Di sebuah tempat nan jauh dari kota di Jawa Barat, tampak seorang pemuda
bergegas menuju surau kecil. Wajahnya menampakkan kegelisahan dan
kegamangan. Ia seperti mencari sesuatu di surau itu.
"Assalamu'alaikum, Kabayan " ucapnya ke Kabayan yang terlihat sibuk menyapu
ruangan surau. Spontan, si Kabayan itu menghentikan sibuknya. Ia menoleh ke
si pemuda dan senyumnya pun mengembang.
"Wa'alaikum salam. Mangga. Mari masuk!" ucapnya sambil meletakkan sapu di
sudut ruangan. Setelah itu, ia dan sang tamu pun duduk bersila.

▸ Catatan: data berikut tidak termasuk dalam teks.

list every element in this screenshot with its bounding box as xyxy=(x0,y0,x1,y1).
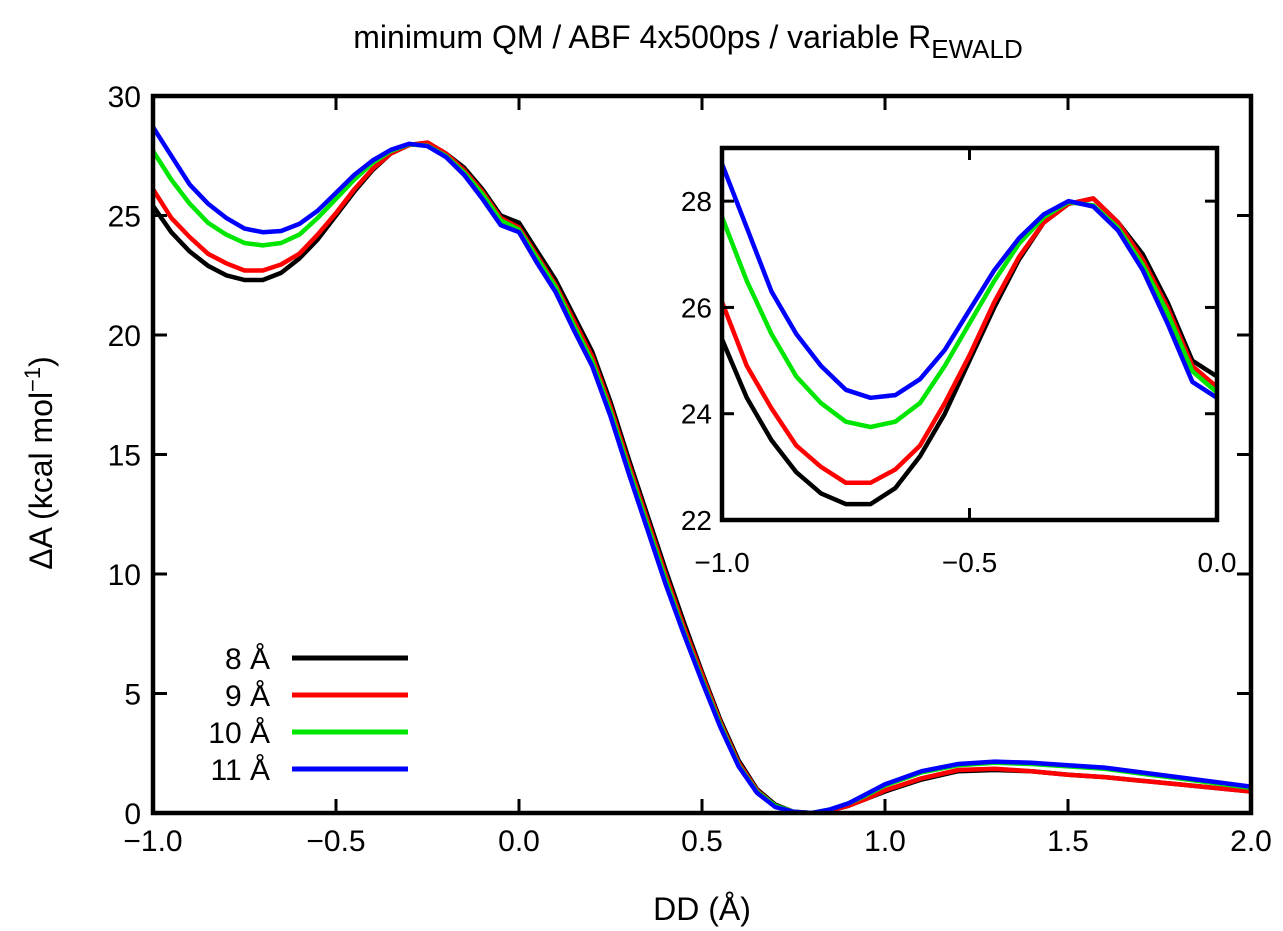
inset-y-tick-label: 22 xyxy=(681,505,712,536)
inset-series-line-4 xyxy=(722,163,1217,401)
chart-title: minimum QM / ABF 4x500ps / variable REWA… xyxy=(353,19,1022,64)
inset-background xyxy=(722,148,1217,520)
legend-label-3: 10 Å xyxy=(208,717,270,750)
inset-plot: −1.0 −0.5 0.0 22 24 26 28 xyxy=(681,145,1237,578)
y-tick-label: 0 xyxy=(124,798,141,831)
x-tick-label: 1.0 xyxy=(864,825,906,858)
inset-series-line-2 xyxy=(722,196,1217,486)
y-tick-label: 30 xyxy=(108,81,141,114)
main-plot: −1.0 −0.5 0.0 0.5 1.0 1.5 2.0 0 5 10 15 20 25 30 xyxy=(108,81,1272,858)
inset-series-group xyxy=(722,163,1217,507)
inset-series-line-3 xyxy=(722,199,1217,430)
inset-y-tick-label: 28 xyxy=(681,186,712,217)
y-axis-title-superscript: −1 xyxy=(20,367,45,392)
inset-y-tick-label: 24 xyxy=(681,399,712,430)
y-tick-label: 10 xyxy=(108,559,141,592)
main-series-group xyxy=(153,125,1251,813)
x-tick-label: −1.0 xyxy=(123,825,182,858)
legend-label-2: 9 Å xyxy=(225,680,270,713)
y-tick-label: 20 xyxy=(108,320,141,353)
chart-title-main: minimum QM / ABF 4x500ps / variable R xyxy=(353,19,931,55)
y-axis-title: ΔA (kcal mol−1) xyxy=(20,356,59,570)
x-tick-label: 0.0 xyxy=(498,825,540,858)
legend: 8 Å 9 Å 10 Å 11 Å xyxy=(208,643,408,787)
axis-titles: DD (Å) ΔA (kcal mol−1) xyxy=(20,356,751,927)
x-tick-label: 1.5 xyxy=(1047,825,1089,858)
inset-x-tick-label: 0.0 xyxy=(1198,547,1237,578)
inset-x-tick-label: −1.0 xyxy=(694,547,749,578)
y-tick-label: 5 xyxy=(124,679,141,712)
chart-title-subscript: EWALD xyxy=(931,34,1023,64)
inset-y-tick-label: 26 xyxy=(681,292,712,323)
y-tick-label: 25 xyxy=(108,201,141,234)
x-tick-label: 2.0 xyxy=(1230,825,1272,858)
y-axis-title-suffix: ) xyxy=(23,356,59,367)
x-tick-label: 0.5 xyxy=(681,825,723,858)
series-line-4 xyxy=(153,125,1251,813)
x-tick-label: −0.5 xyxy=(306,825,365,858)
inset-x-tick-label: −0.5 xyxy=(942,547,997,578)
x-axis-title: DD (Å) xyxy=(653,891,751,927)
chart-title-group: minimum QM / ABF 4x500ps / variable REWA… xyxy=(353,19,1022,64)
legend-label-1: 8 Å xyxy=(225,643,270,676)
legend-label-4: 11 Å xyxy=(211,754,271,787)
y-axis-title-main: ΔA (kcal mol xyxy=(23,392,59,570)
y-tick-label: 15 xyxy=(108,440,141,473)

"Ada apa, Jang ?" ucapnya dengan senyum yang tak juga menguncup.
"Kabayan, aku diterima kerja di kota!" ungkap sang pemuda kemudian.
"Syukurlah," timpal si Kabayan bahagia. "Kabayan, kalau tidak keberatan,
berikan aku petuah agar bisa berhasil!", ucap sang pemuda sambil menunduk.
Ia pun menanti ucapan si Kabayan di hadapannya.
"Jang, Jadilah seperti air. Dan jangan ikuti jejak awan," untaian kalimat
singkat meluncur tenang dari mulut si Kabayan. Sang pemuda belum bereaksi.
Ia seperti berpikir keras memaknai kata-kata Kabayan. Tapi, tak berhasil.
"Maksud, Kabayan ?" ucapnya kemudian.
"Jang, Air mengajarkan kita untuk senantiasa merendah. Walau berasal dari
tempat yang tinggi, ia selalu ingin ke bawah. Semakin besar, semakin banyak
jumlahnya; air kian bersemangat untuk bergerak kebawah. Ia selalu mencari
celah untuk bisa mengaliri dunia di bawahnya", jelas si Kabayan dengan
tenang.
"Lalu dengan awan, Kabayan?" tanya si pemuda penasaran.
"Jangan sekali-kali seperti awan, Jang. Perhatikanlah! Awan berasal dari
tempat yang rendah, tapi ingin cepat berada di tempat tinggi. Semakin
ringan, semakin ia tidak berbobot; awan semakin ingin cepat meninggi",
terang si Kabayan begitu bijak.
"Tapi Jang," tambahnya kemudian, "dengan ketinggiannya, awan cuma jadi bahan
permainan angin."
Dan si pemuda pun tampak mengangguk pelan.